Originally posted at The Hollywood Reporter by Pamela McClintock and Rebecca Ford.
The reboot will get slimed by ‘The Secret Life of Pets’ for the weekend; Woody Allen’s ‘Cafe Society’ and Dinesh D’Souza’s doc ‘Hillary’s America: The Secret History of the Democratic Party’ prosper at the specialty box office, while Kristen Stewart and Nicholas Hoult’s ‘Equals’ falls off a cliff.
Thirty-two years after the original film became a massive box-office hit, Paul Feig’s Ghostbusters is finally rolling out in theaters after months of debate over the filmmaker’s decision to cast female leads.
The big-budget reboot — arguably the most talked-about film of summer — won the Friday box-office race in North America with an estimated $17.2 million from 3,962 locations but on Saturday will be overtaken by holdover The Secret Life of Pets, which is expected to earn $50 million for the weekend as it races past the $200 million mark domestically.
Conversely, Ghostbusters is looking at $43 million-$44 million, a less-than-spectacular opening considering the movie’s $144 million net budget (rebates and tax incentives brought it down from $154 million). Sony is being more bullish in projecting $46.5 million.
Either way, Ghostbusters will be the biggest domestic opening ever for Feig and his frequent collaborator, Melissa McCarthy, but it’s also their first franchise tentpole. Their current best is The Heat, which debuted to $39.1 million.
Not surprisingly, Ghostbusters is skewing female (54 percent). Overall, audiences gave the film a B+ CinemaScore.
In the first film, Bill Murray, Dan Aykroyd, Ernie Hudson and Harold Ramis famously starred as the Ghostbusters. This time out, the ghoul chasers are played by McCarthy, Kristen Wiig, Kate McKinnon and Leslie Jones.
Sony, trying to manage expectations, predicted a domestic debut of $38 million-$40 million heading into the weekend. But others thought the film could cross $50 million, thanks to generally strong reviews (73 percent fresh on Rotten Tomatoes) and an aggressive marketing campaign. NRG, the industry’s leading tracking service, even had it debuting to $54 million.
The reboot, also featuring Chris Hemsworth and boasting a number of cameos by stars of the original series, including Murray, is once again set in Manhattan, where a ghost invasion forces a couple of paranormal enthusiasts, a nuclear engineer and subway worker to band together to stop the threat. Ivan Reitman, who directed the 1984 movie, produced the update with former Sony studio chief Amy Pascal.
The Secret Life of Pets looks to earn a strong $55 million in its second outing.

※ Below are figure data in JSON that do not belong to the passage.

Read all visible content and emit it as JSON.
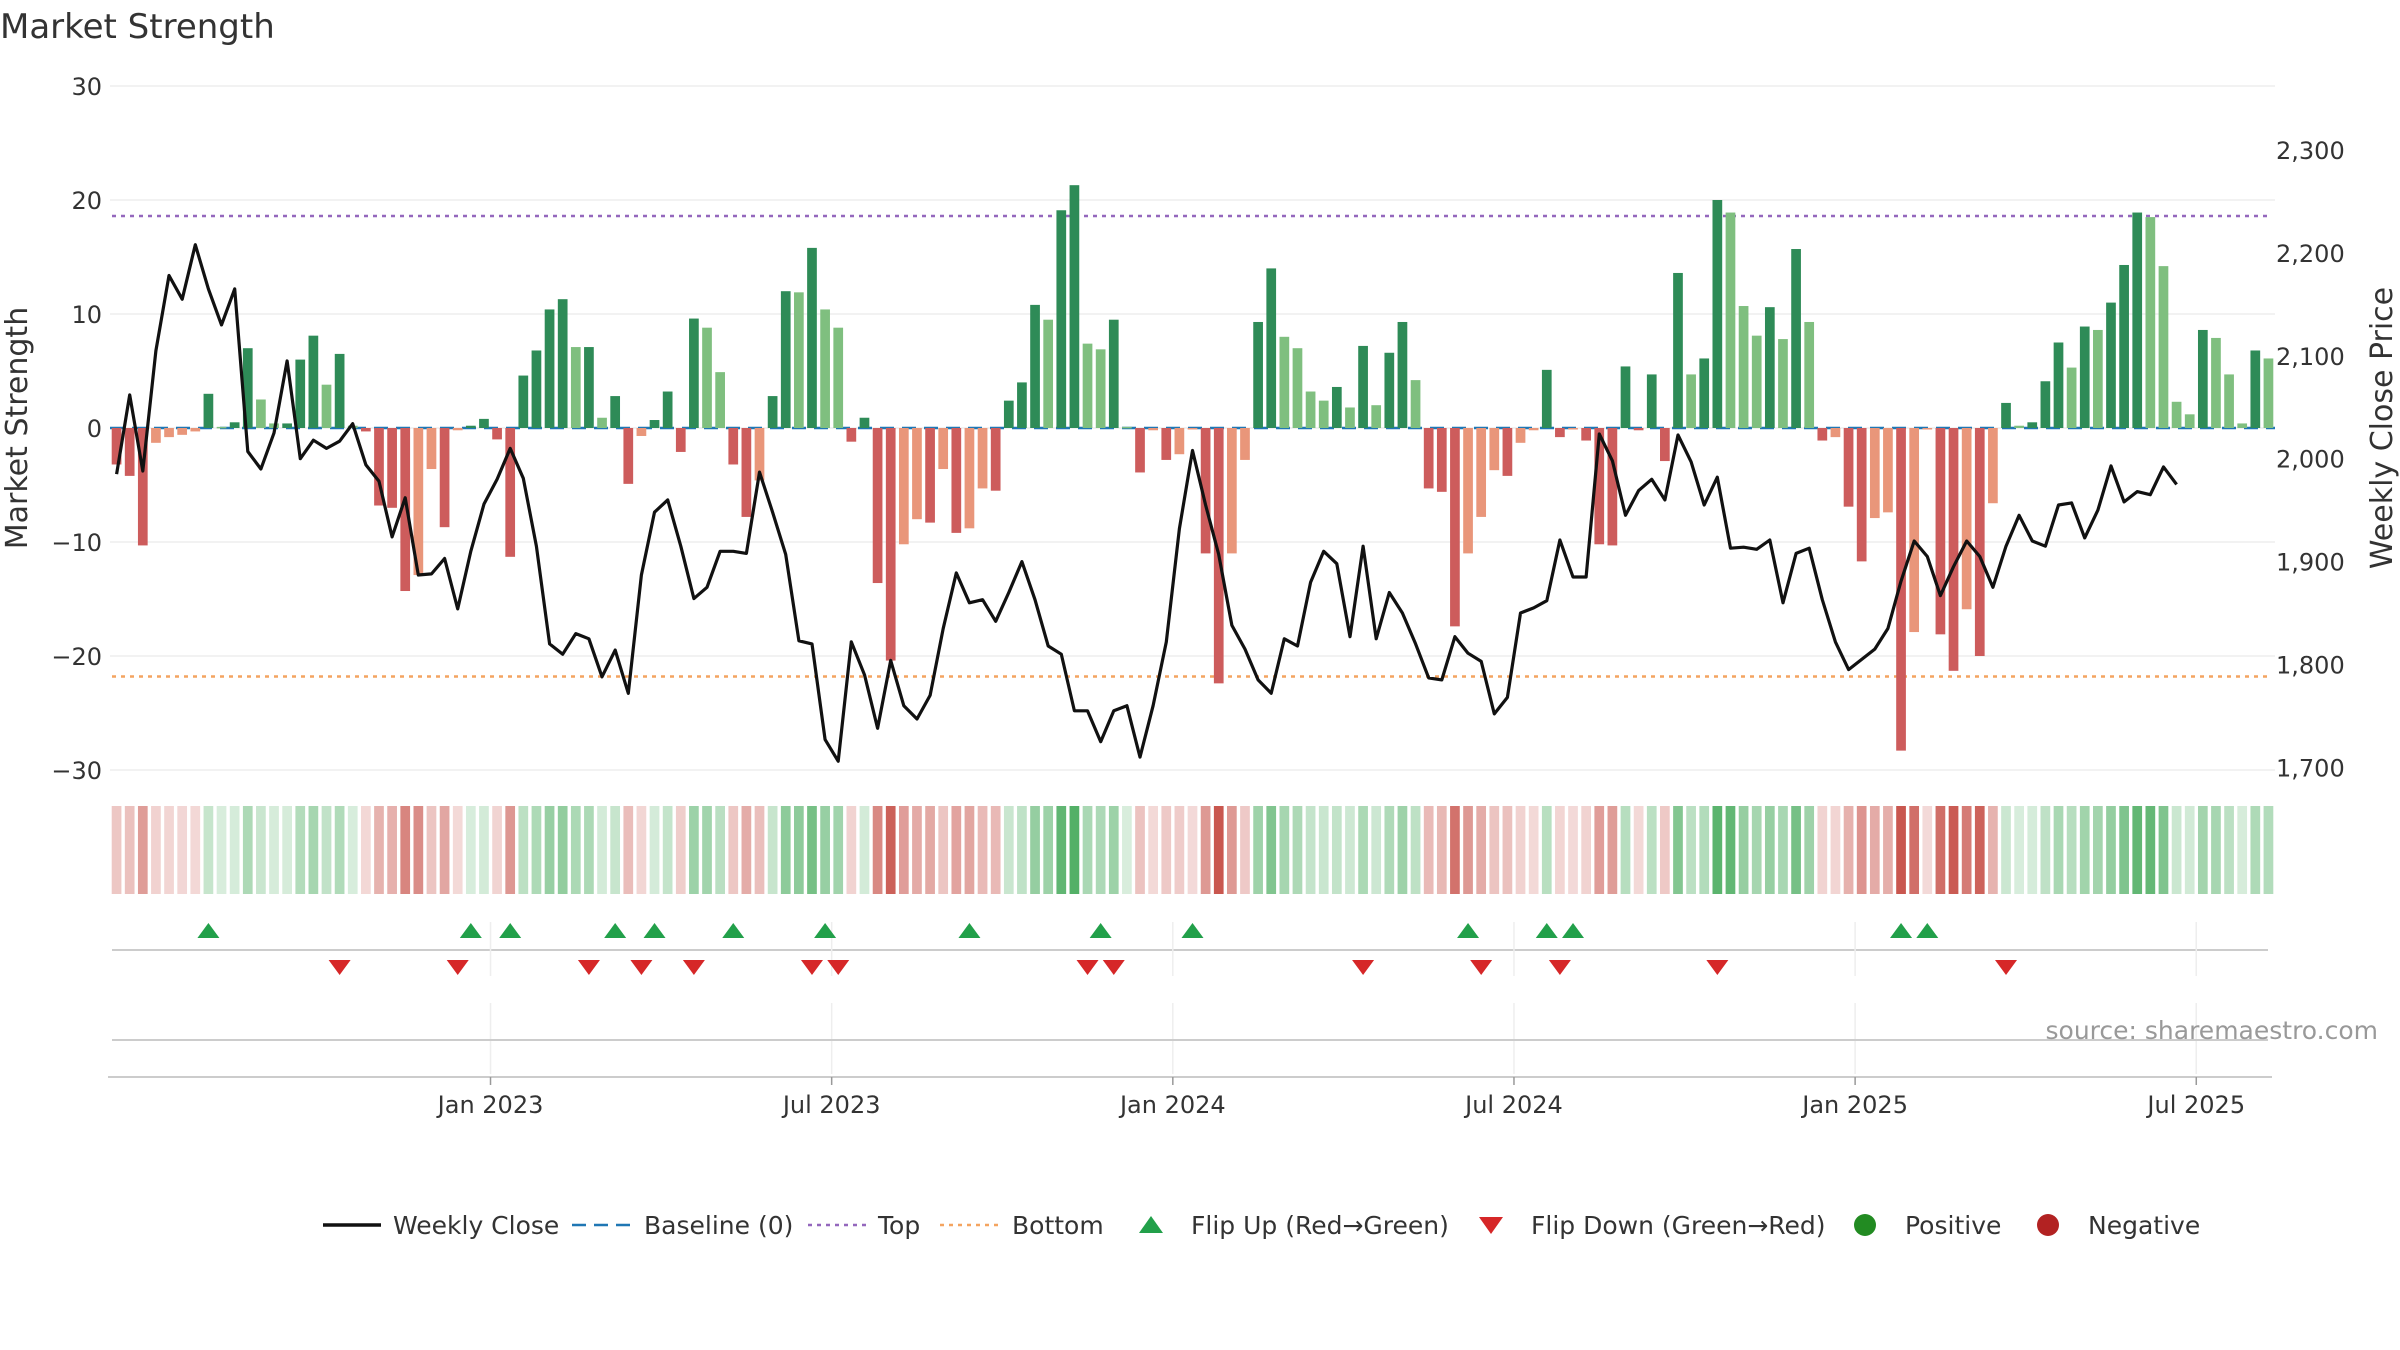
{
  "chart_data": {
    "type": "bar",
    "title": "Market Strength",
    "ylabel": "Market Strength",
    "y2label": "Weekly Close Price",
    "ylim": [
      -30,
      30
    ],
    "y2lim": [
      1700,
      2300
    ],
    "yticks": [
      30,
      20,
      10,
      0,
      -10,
      -20,
      -30
    ],
    "ytick_labels": [
      "30",
      "20",
      "10",
      "0",
      "−10",
      "−20",
      "−30"
    ],
    "y2ticks": [
      2300,
      2200,
      2100,
      2000,
      1900,
      1800,
      1700
    ],
    "y2tick_labels": [
      "2,300",
      "2,200",
      "2,100",
      "2,000",
      "1,900",
      "1,800",
      "1,700"
    ],
    "xticks": [
      29,
      55,
      81,
      107,
      133,
      159
    ],
    "xtick_labels": [
      "Jan 2023",
      "Jul 2023",
      "Jan 2024",
      "Jul 2024",
      "Jan 2025",
      "Jul 2025"
    ],
    "top_level": 18.6,
    "bottom_level": -21.8,
    "strength": [
      -3.2,
      -4.2,
      -10.3,
      -1.3,
      -0.8,
      -0.6,
      -0.3,
      3.0,
      0.1,
      0.5,
      7.0,
      2.5,
      0.4,
      0.4,
      6.0,
      8.1,
      3.8,
      6.5,
      0.2,
      -0.3,
      -6.8,
      -7.0,
      -14.3,
      -12.9,
      -3.6,
      -8.7,
      -0.2,
      0.2,
      0.8,
      -1.0,
      -11.3,
      4.6,
      6.8,
      10.4,
      11.3,
      7.1,
      7.1,
      0.9,
      2.8,
      -4.9,
      -0.7,
      0.7,
      3.2,
      -2.1,
      9.6,
      8.8,
      4.9,
      -3.2,
      -7.8,
      -4.6,
      2.8,
      12.0,
      11.9,
      15.8,
      10.4,
      8.8,
      -1.2,
      0.9,
      -13.6,
      -20.4,
      -10.2,
      -8.0,
      -8.3,
      -3.6,
      -9.2,
      -8.8,
      -5.3,
      -5.5,
      2.4,
      4.0,
      10.8,
      9.5,
      19.1,
      21.3,
      7.4,
      6.9,
      9.5,
      0.1,
      -3.9,
      -0.2,
      -2.8,
      -2.3,
      -0.1,
      -11.0,
      -22.4,
      -11.0,
      -2.8,
      9.3,
      14.0,
      8.0,
      7.0,
      3.2,
      2.4,
      3.6,
      1.8,
      7.2,
      2.0,
      6.6,
      9.3,
      4.2,
      -5.3,
      -5.6,
      -17.4,
      -11.0,
      -7.8,
      -3.7,
      -4.2,
      -1.3,
      -0.2,
      5.1,
      -0.8,
      -0.1,
      -1.1,
      -10.2,
      -10.3,
      5.4,
      -0.2,
      4.7,
      -2.9,
      13.6,
      4.7,
      6.1,
      20.0,
      18.9,
      10.7,
      8.1,
      10.6,
      7.8,
      15.7,
      9.3,
      -1.1,
      -0.8,
      -6.9,
      -11.7,
      -7.9,
      -7.4,
      -28.3,
      -17.9,
      -0.1,
      -18.1,
      -21.3,
      -15.9,
      -20.0,
      -6.6,
      2.2,
      0.2,
      0.5,
      4.1,
      7.5,
      5.3,
      8.9,
      8.6,
      11.0,
      14.3,
      18.9,
      18.5,
      14.2,
      2.3,
      1.2,
      8.6,
      7.9,
      4.7,
      0.4,
      6.8,
      6.1
    ],
    "close": [
      1985,
      2062,
      1988,
      2105,
      2178,
      2155,
      2208,
      2165,
      2130,
      2165,
      2007,
      1990,
      2025,
      2095,
      2000,
      2018,
      2010,
      2017,
      2034,
      1994,
      1978,
      1924,
      1962,
      1887,
      1888,
      1903,
      1854,
      1910,
      1956,
      1980,
      2010,
      1981,
      1915,
      1820,
      1810,
      1830,
      1825,
      1788,
      1814,
      1772,
      1887,
      1948,
      1960,
      1915,
      1864,
      1875,
      1910,
      1910,
      1908,
      1987,
      1948,
      1907,
      1823,
      1820,
      1727,
      1706,
      1822,
      1790,
      1738,
      1804,
      1760,
      1747,
      1770,
      1835,
      1889,
      1860,
      1863,
      1842,
      1870,
      1900,
      1863,
      1818,
      1810,
      1755,
      1755,
      1725,
      1755,
      1760,
      1710,
      1760,
      1822,
      1932,
      2008,
      1955,
      1907,
      1838,
      1815,
      1785,
      1772,
      1825,
      1818,
      1880,
      1910,
      1898,
      1827,
      1915,
      1825,
      1870,
      1850,
      1820,
      1787,
      1785,
      1827,
      1811,
      1803,
      1752,
      1768,
      1850,
      1855,
      1862,
      1921,
      1885,
      1885,
      2024,
      1998,
      1945,
      1969,
      1980,
      1960,
      2023,
      1997,
      1955,
      1982,
      1913,
      1914,
      1912,
      1921,
      1860,
      1908,
      1913,
      1863,
      1822,
      1795,
      1805,
      1815,
      1835,
      1881,
      1920,
      1905,
      1867,
      1895,
      1920,
      1905,
      1875,
      1915,
      1945,
      1920,
      1915,
      1955,
      1957,
      1923,
      1950,
      1993,
      1958,
      1968,
      1965,
      1992,
      1975
    ],
    "flips_up": [
      7,
      27,
      30,
      38,
      41,
      47,
      54,
      65,
      75,
      82,
      103,
      109,
      111,
      136,
      138
    ],
    "flips_down": [
      17,
      26,
      36,
      40,
      44,
      53,
      55,
      74,
      76,
      95,
      104,
      110,
      122,
      144
    ],
    "legend": [
      "Weekly Close",
      "Baseline (0)",
      "Top",
      "Bottom",
      "Flip Up (Red→Green)",
      "Flip Down (Green→Red)",
      "Positive",
      "Negative"
    ],
    "source": "source: sharemaestro.com"
  },
  "colors": {
    "pos_strong": "#2e8b57",
    "pos_light": "#7fbf7f",
    "neg_strong": "#cd5c5c",
    "neg_light": "#e9967a",
    "price_line": "#111111",
    "baseline": "#1f77b4",
    "top_line": "#9467bd",
    "bottom_line": "#f4a460",
    "flip_up": "#22a04a",
    "flip_down": "#d62728",
    "positive_dot": "#228b22",
    "negative_dot": "#b22222",
    "grid": "#eeeeee"
  }
}
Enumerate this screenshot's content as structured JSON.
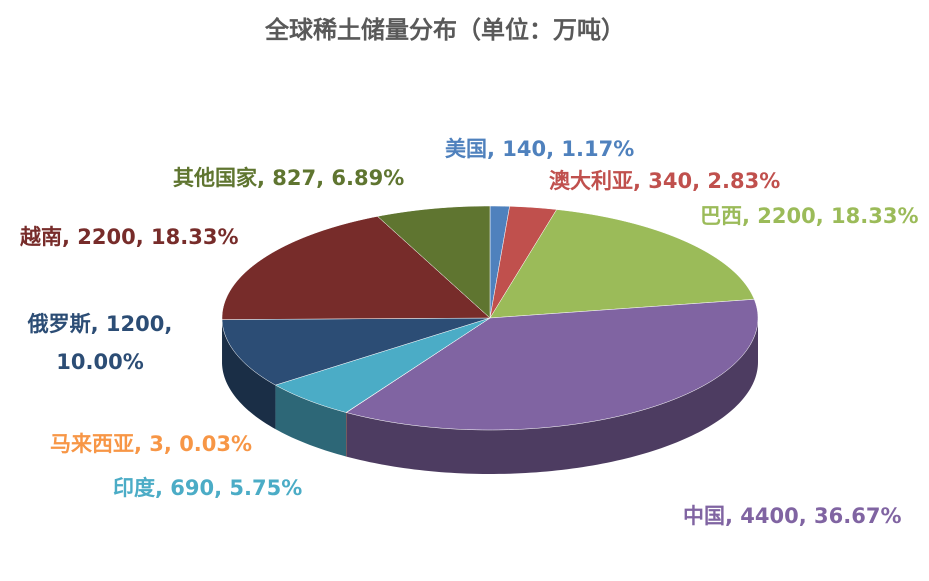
{
  "chart_data": {
    "type": "pie3d",
    "title": "全球稀土储量分布（单位：万吨）",
    "values": [
      140,
      340,
      2200,
      4400,
      3,
      690,
      1200,
      2200,
      827
    ],
    "value_labels": [
      "美国, 140, 1.17%",
      "澳大利亚, 340, 2.83%",
      "巴西, 2200, 18.33%",
      "中国, 4400, 36.67%",
      "马来西亚, 3, 0.03%",
      "印度, 690, 5.75%",
      "俄罗斯, 1200, 10.00%",
      "越南, 2200, 18.33%",
      "其他国家, 827, 6.89%"
    ],
    "colors": [
      "#4f81bd",
      "#c0504d",
      "#9bbb59",
      "#8064a2",
      "#f79646",
      "#4bacc6",
      "#2c4d75",
      "#772c2a",
      "#5f7530"
    ]
  }
}
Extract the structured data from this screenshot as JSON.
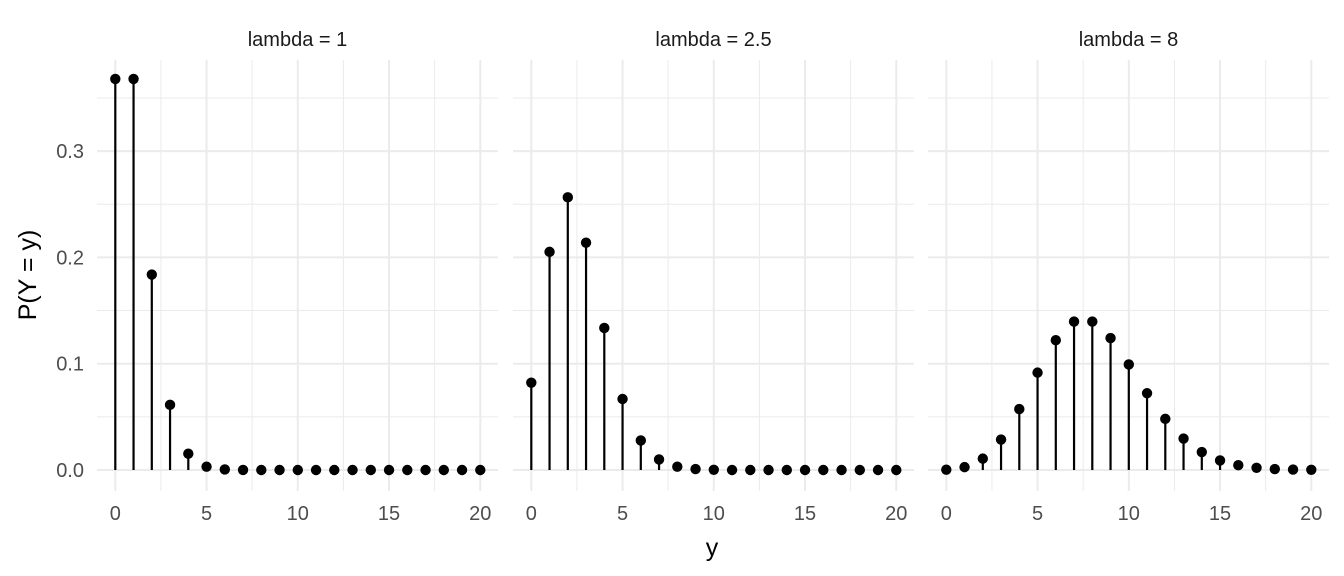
{
  "chart_data": {
    "type": "scatter",
    "style": "lollipop",
    "facets": [
      {
        "strip_label": "lambda = 1",
        "lambda": 1
      },
      {
        "strip_label": "lambda = 2.5",
        "lambda": 2.5
      },
      {
        "strip_label": "lambda = 8",
        "lambda": 8
      }
    ],
    "x": [
      0,
      1,
      2,
      3,
      4,
      5,
      6,
      7,
      8,
      9,
      10,
      11,
      12,
      13,
      14,
      15,
      16,
      17,
      18,
      19,
      20
    ],
    "series": [
      {
        "facet": "lambda = 1",
        "values": [
          0.3679,
          0.3679,
          0.1839,
          0.0613,
          0.0153,
          0.0031,
          0.0005,
          0.0001,
          0,
          0,
          0,
          0,
          0,
          0,
          0,
          0,
          0,
          0,
          0,
          0,
          0
        ]
      },
      {
        "facet": "lambda = 2.5",
        "values": [
          0.0821,
          0.2052,
          0.2565,
          0.2138,
          0.1336,
          0.0668,
          0.0278,
          0.0099,
          0.0031,
          0.0009,
          0.0002,
          0,
          0,
          0,
          0,
          0,
          0,
          0,
          0,
          0,
          0
        ]
      },
      {
        "facet": "lambda = 8",
        "values": [
          0.0003,
          0.0027,
          0.0107,
          0.0286,
          0.0573,
          0.0916,
          0.1221,
          0.1396,
          0.1396,
          0.1241,
          0.0993,
          0.0722,
          0.0481,
          0.0296,
          0.0169,
          0.009,
          0.0045,
          0.0021,
          0.0009,
          0.0004,
          0.0002
        ]
      }
    ],
    "xlabel": "y",
    "ylabel": "P(Y = y)",
    "xlim": [
      -0.5,
      20.5
    ],
    "ylim": [
      0,
      0.368
    ],
    "x_ticks": [
      0,
      5,
      10,
      15,
      20
    ],
    "x_tick_labels": [
      "0",
      "5",
      "10",
      "15",
      "20"
    ],
    "y_ticks": [
      0,
      0.1,
      0.2,
      0.3
    ],
    "y_tick_labels": [
      "0.0",
      "0.1",
      "0.2",
      "0.3"
    ],
    "grid": true,
    "legend": "none",
    "colors": {
      "mark": "#000000",
      "grid": "#ebebeb",
      "background": "#ffffff"
    }
  }
}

The Infiltrator, starring Bryan Cranston as a federal agent who infiltrates Pablo Escobar’s drug cartel, is this weekend’s only other new wide release, although it is only playing in some 1,600 theaters.
From Broad Green Pictures and directed by Brad Furman, the drama looks to earn about $5 million in its five-day debut (The Infiltrator opened Wednesday) after nabbing an A- CinemaScore. John Leguizamo, Diane Kruger, Benjamin Bratt, Yul Vazquez and Amy Ryan also star.
There’s a flurry of new offerings at the specialty box office. The latest documentary from conservative filmmaker Dinesh D’Souza, Hillary’s America: The Secret History of the Democratic Party, is scoring one of the biggest openings of the year to date for a doc with a projected weekend debut of $102,000 from three theaters in Houston, Dallas and Phoenix for a hefty location average of $30,523.
Hillary’s America will score the second-best theater average of the weekend after Woody Allen’s Cafe Society, which is on course to earn a pleasing $325,000 for the weekend from five theaters in New York and Los Angeles for a location average of $65,000 — the top showing of the year to date for any film.
Amazon Studios paid a sizeable $15 million for Cafe Society, starring Jesse Eisenberg and Kristin Stewart, and is partnering with Lionsgate on the theatrical release.
For Stewart, Cafe Society will no doubt lessen the sting of Equals, which is bombing in its limited debut despite its A-list cast (Stewart stars opposite Nicholas Hoult in Drake Doremus’ sci-fi love story). Equals is expected to earn less $6,000 from three theaters; one in New York and two in Canada. A24 partnered with DirecTV on the movie, with DirecTV making it available on premium VOD at the end of May.